Probing the Sound Speed of Dark Energy with a Lunar Laser Interferometer

TL;DR

This paper proposes using a lunar laser interferometer like LILA to directly measure the sound speed of dark energy, providing new insights into cosmic acceleration physics through low-frequency gravitational wave observations.

Contribution

It introduces a novel lunar-based gravitational wave detection method to constrain dark energy sound speed, linking theoretical models to observable signals.

Findings

LILA can detect or constrain dark energy clustering.

The framework connects dark energy sound speed to measurable strain signatures.

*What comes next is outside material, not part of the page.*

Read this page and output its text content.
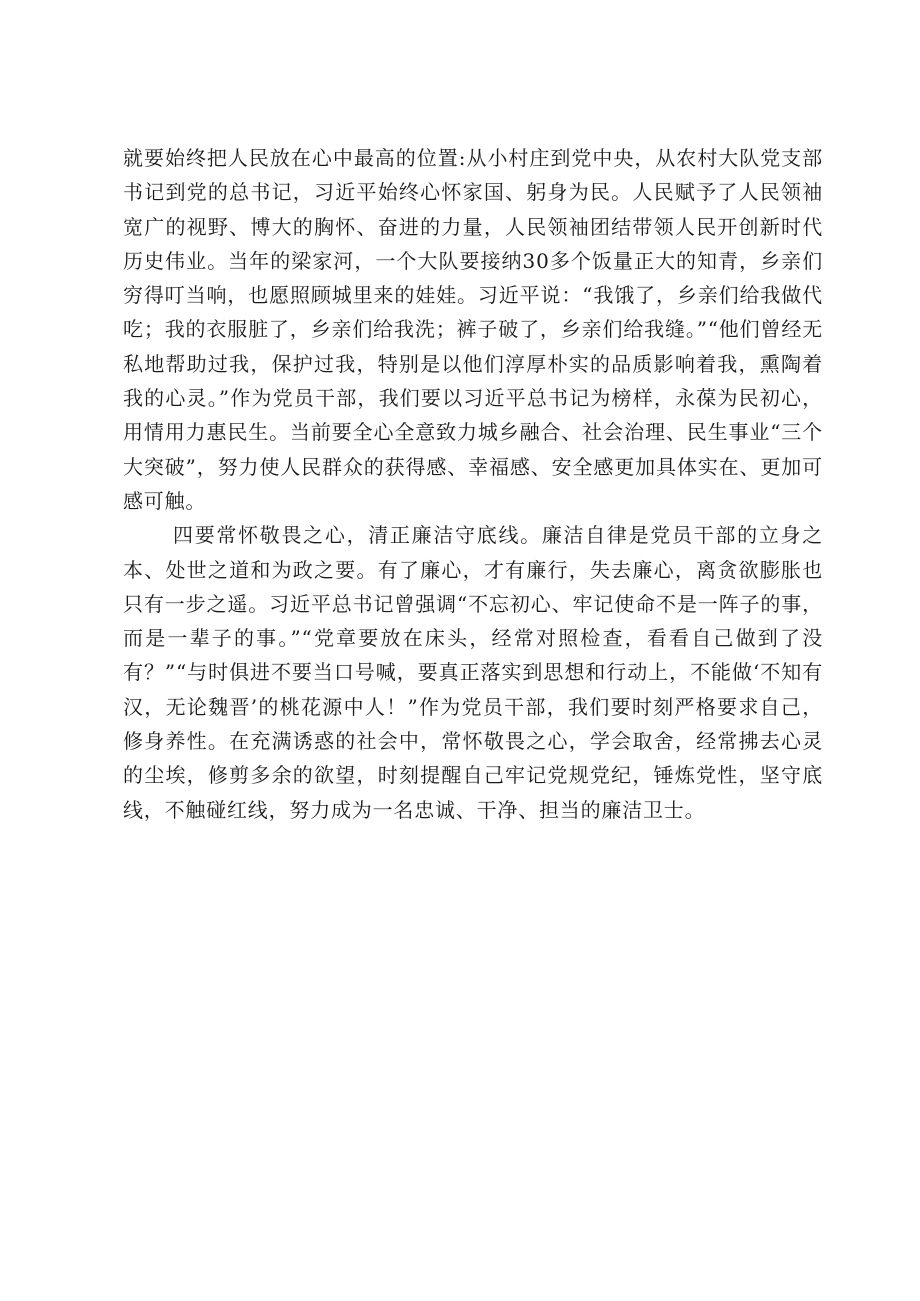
就要始终把人民放在心中最高的位置:从小村庄到党中央，从农村大队党支部书记到党的总书记，习近平始终心怀家国、躬身为民。人民赋予了人民领袖宽广的视野、博大的胸怀、奋进的力量，人民领袖团结带领人民开创新时代历史伟业。当年的梁家河，一个大队要接纳30多个饭量正大的知青，乡亲们穷得叮当响，也愿照顾城里来的娃娃。习近平说：“我饿了，乡亲们给我做代吃；我的衣服脏了，乡亲们给我洗；裤子破了，乡亲们给我缝。”“他们曾经无私地帮助过我，保护过我，特别是以他们淳厚朴实的品质影响着我，熏陶着我的心灵。”作为党员干部，我们要以习近平总书记为榜样，永葆为民初心，用情用力惠民生。当前要全心全意致力城乡融合、社会治理、民生事业“三个大突破”，努力使人民群众的获得感、幸福感、安全感更加具体实在、更加可感可触。

四要常怀敬畏之心，清正廉洁守底线。廉洁自律是党员干部的立身之本、处世之道和为政之要。有了廉心，才有廉行，失去廉心，离贪欲膨胀也只有一步之遥。习近平总书记曾强调“不忘初心、牢记使命不是一阵子的事，而是一辈子的事。”“党章要放在床头，经常对照检查，看看自己做到了没有？”“与时俱进不要当口号喊，要真正落实到思想和行动上，不能做‘不知有汉，无论魏晋’的桃花源中人！”作为党员干部，我们要时刻严格要求自己，修身养性。在充满诱惑的社会中，常怀敬畏之心，学会取舍，经常拂去心灵的尘埃，修剪多余的欲望，时刻提醒自己牢记党规党纪，锤炼党性，坚守底线，不触碰红线，努力成为一名忠诚、干净、担当的廉洁卫士。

Forecasts show unprecedented sensitivity for probing dark energy physics.

Abstract

The sound speed of dark energy encodes fundamental information about the microphysics underlying cosmic acceleration, yet remains essentially unconstrained by existing observations. We demonstrate that a lunar-based laser interferometer, such as the proposed Laser Interferometer Lunar Antenna (LILA), can directly probe the sound speed of dark energy by measuring the real-time evolution of horizon-scale gravitational potentials. Operating in the ultra-low-frequency gravitational band inaccessible from Earth, LILA is sensitive to scalar metric perturbations sourced by dark energy dynamics. Using both fluid and effective field theory descriptions, we develop a complete framework linking dark energy sound speed to observable strain signatures. We construct a likelihood pipeline and Fisher forecasts, showing that LILA can either detect clustering dark energy or exclude broad classes of models with unprecedented sensitivity. This establishes lunar interferometry as a novel and powerful probe of the physics driving cosmic acceleration.